If there’s one thing I don’t recommend, it’s letting your email inbox hit over 1200 emails before you start clearing it out. Furthermore, I don’t recommend only clearly out about 300 and feeling you’ve achieved something. Instead, I want to talk about taking time out from your normal routine to do a bit of email housekeeping.
So, what do I mean by email housekeeping? It’s not just about clearing out all those newsletters you subscribed to, but were never opened… and they are still sitting there for the day you will blitz them all. And it’s certainly not about responding to people you should have emailed ages ago. Yikes, that would be a very bad situation. And fortunately a situation I’ve more or less avoided.
You need to set a few hours aside if necessary. Don’t be tempted to just do a few dozen. It’s time to bite the bullet.
If you have an inbox that scares the bejesus out of you, and it’s not just about what to delete but what to do with the rest, read on…
Start at the bottom
I cleared out all 1200 emails by starting at the bottom rather than the top. I cleared out the newest stuff I knew I didn’t need. But then I went to the very earliest of the unread emails and worked my way through them. Sometimes, when you know you don’t really want to receive an email from a particular company or newsletter, you can do a search for that emailer and mass delete.
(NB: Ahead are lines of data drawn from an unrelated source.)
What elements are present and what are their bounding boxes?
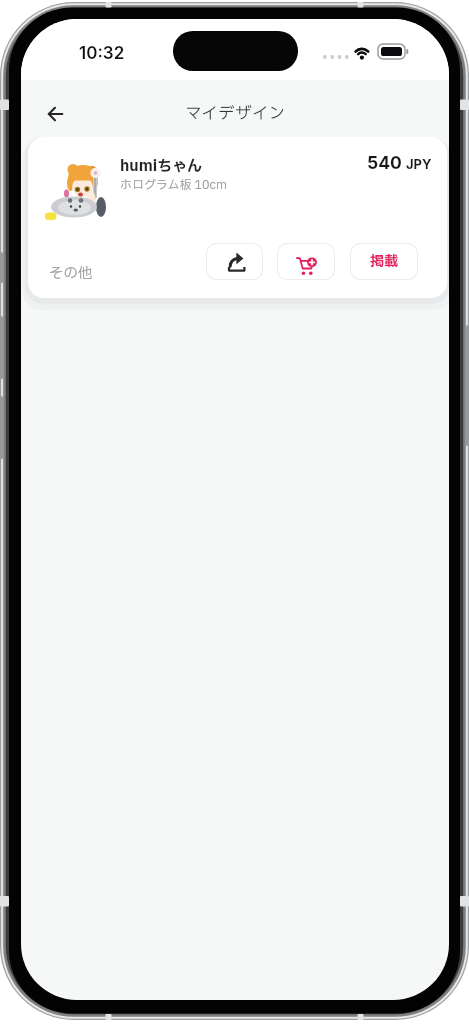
staticText: 540	[367, 152, 402, 173]
button[interactable]	[277, 243, 335, 280]
staticText: 掲載	[370, 251, 398, 272]
button[interactable]: 掲載	[350, 243, 418, 280]
staticText: humiちゃん	[120, 155, 203, 177]
staticText: JPY	[406, 156, 432, 172]
staticText: マイデザイン	[185, 102, 286, 127]
button[interactable]	[37, 97, 73, 129]
staticText: その他	[49, 263, 93, 285]
staticText: ホログラム板 10cm	[120, 176, 227, 194]
staticText: 10:32	[79, 43, 125, 63]
button[interactable]	[206, 243, 263, 280]
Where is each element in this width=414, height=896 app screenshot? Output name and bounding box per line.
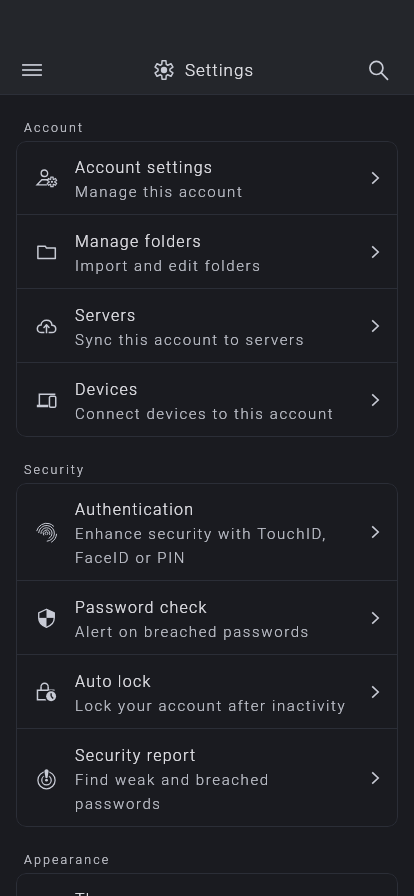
- button[interactable]: Search: [356, 48, 400, 92]
- staticText: Auto lock: [75, 668, 152, 692]
- button[interactable]: Password check: [16, 581, 398, 655]
- staticText: Security report: [75, 742, 197, 766]
- staticText: Devices: [75, 376, 139, 400]
- button[interactable]: Manage folders: [16, 215, 398, 289]
- button[interactable]: Authentication: [16, 483, 398, 581]
- staticText: Password check: [75, 594, 208, 618]
- button[interactable]: Account settings: [16, 141, 398, 215]
- staticText: Enhance security with TouchID, FaceID or…: [75, 520, 353, 568]
- staticText: Account: [24, 117, 85, 136]
- staticText: Account settings: [75, 154, 214, 178]
- staticText: Manage this account: [75, 178, 244, 202]
- staticText: Lock your account after inactivity: [75, 692, 347, 716]
- staticText: Connect devices to this account: [75, 400, 335, 424]
- staticText: Servers: [75, 302, 137, 326]
- staticText: Manage folders: [75, 228, 202, 252]
- staticText: Import and edit folders: [75, 252, 262, 276]
- staticText: Authentication: [75, 496, 195, 520]
- button[interactable]: Theme: [16, 873, 398, 896]
- button[interactable]: Security report: [16, 729, 398, 827]
- staticText: Appearance: [24, 849, 111, 868]
- button[interactable]: Menu: [10, 48, 54, 92]
- staticText: Sync this account to servers: [75, 326, 305, 350]
- staticText: Security: [24, 459, 85, 478]
- staticText: Find weak and breached passwords: [75, 766, 353, 814]
- button[interactable]: Devices: [16, 363, 398, 437]
- button[interactable]: Servers: [16, 289, 398, 363]
- staticText: Theme: [75, 886, 131, 896]
- staticText: Alert on breached passwords: [75, 618, 310, 642]
- button[interactable]: Auto lock: [16, 655, 398, 729]
- staticText: Settings: [185, 60, 255, 80]
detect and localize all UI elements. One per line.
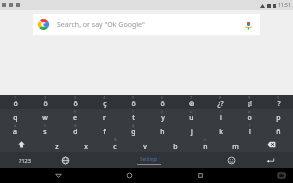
button[interactable]: ?123: [0, 152, 50, 168]
staticText: ñ: [276, 127, 281, 137]
button[interactable]: Home: [116, 168, 142, 183]
staticText: ð: [74, 123, 77, 128]
button[interactable]: š: [30, 123, 60, 137]
button[interactable]: 0: [264, 95, 293, 109]
staticText: s: [43, 127, 47, 137]
button[interactable]: á: [0, 123, 30, 137]
staticText: ō: [73, 99, 78, 109]
staticText: 2: [44, 95, 47, 100]
staticText: ü: [190, 109, 193, 114]
staticText: Settings: [140, 156, 158, 162]
staticText: 3: [74, 95, 77, 100]
button[interactable]: z: [42, 137, 71, 152]
button[interactable]: w: [30, 109, 60, 123]
button[interactable]: €: [60, 109, 90, 123]
button[interactable]: ń: [190, 137, 220, 152]
staticText: €: [74, 109, 77, 114]
button[interactable]: 1: [0, 95, 30, 109]
button[interactable]: f: [90, 123, 119, 137]
staticText: 9: [248, 95, 251, 100]
staticText: ŏ: [160, 99, 165, 109]
staticText: ó: [13, 99, 18, 109]
button[interactable]: 8: [206, 95, 235, 109]
staticText: í: [220, 109, 222, 114]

With any luck, that will get rid of quite a few.
But what about those emails you thought would be really interesting to read – but you never had the time? Well, now’s your chance to read them. From the bottom up. If you find they’re not so interesting after all, you can go for another search and mass delete. But if they are interesting, create a file for them and move them over there. Open them before you do so because they might not be worth saving. But the ones that are should totally be filed away.
Use a filing system
Make sure your file names are explanatory. If your file names aren’t clear, your eye will pass over them in future and the entire contents of those folders will be forgotten about.
Be patient. Don’t give up. There will be times when it seems like a slog. I recommend putting on some music. Take short breaks. Do not abandon the task for another day.
Take the opportunity to unsubscribe from any newsletters that are no longer helpful. Pay particular attention to heavy spammers. I have one email list that drives me round the bend because it’s related to a discussion list. I’ve already unsubscribed from part of it, but the rest still arrives in my inbox. Unfortunately, I need it for my work.
But that means that anything else that isn’t useful is going to get the boot.
An empty inbox is a perfect inbox!
If you’re someone who is always on top of their email inbox, you will never understand the absolute bliss of an empty inbox. I mean, empty for the first time in years. Or the obsession with keeping it that way. Every unwanted email becomes an abomination that has to be removed as soon as possible.
You might notice times when you’re slipping up. There’s a pile in there. Don’t fall back into complacency, only attending to the most important and ignoring the rest. Read, file, or delete.
I now deal with all the emails in my inbox at the very least first thing in the morning and last thing before I switch off my PC. Not to mention several times during the day.
I realise there are people who’ve always done this. I would deal with some things, but potentially interesting email newsletters were often left for another day.
No more! I have conquered my inbox. It is currently at zero. There’s a filing system that makes sense. I like this too much not to keep it that way.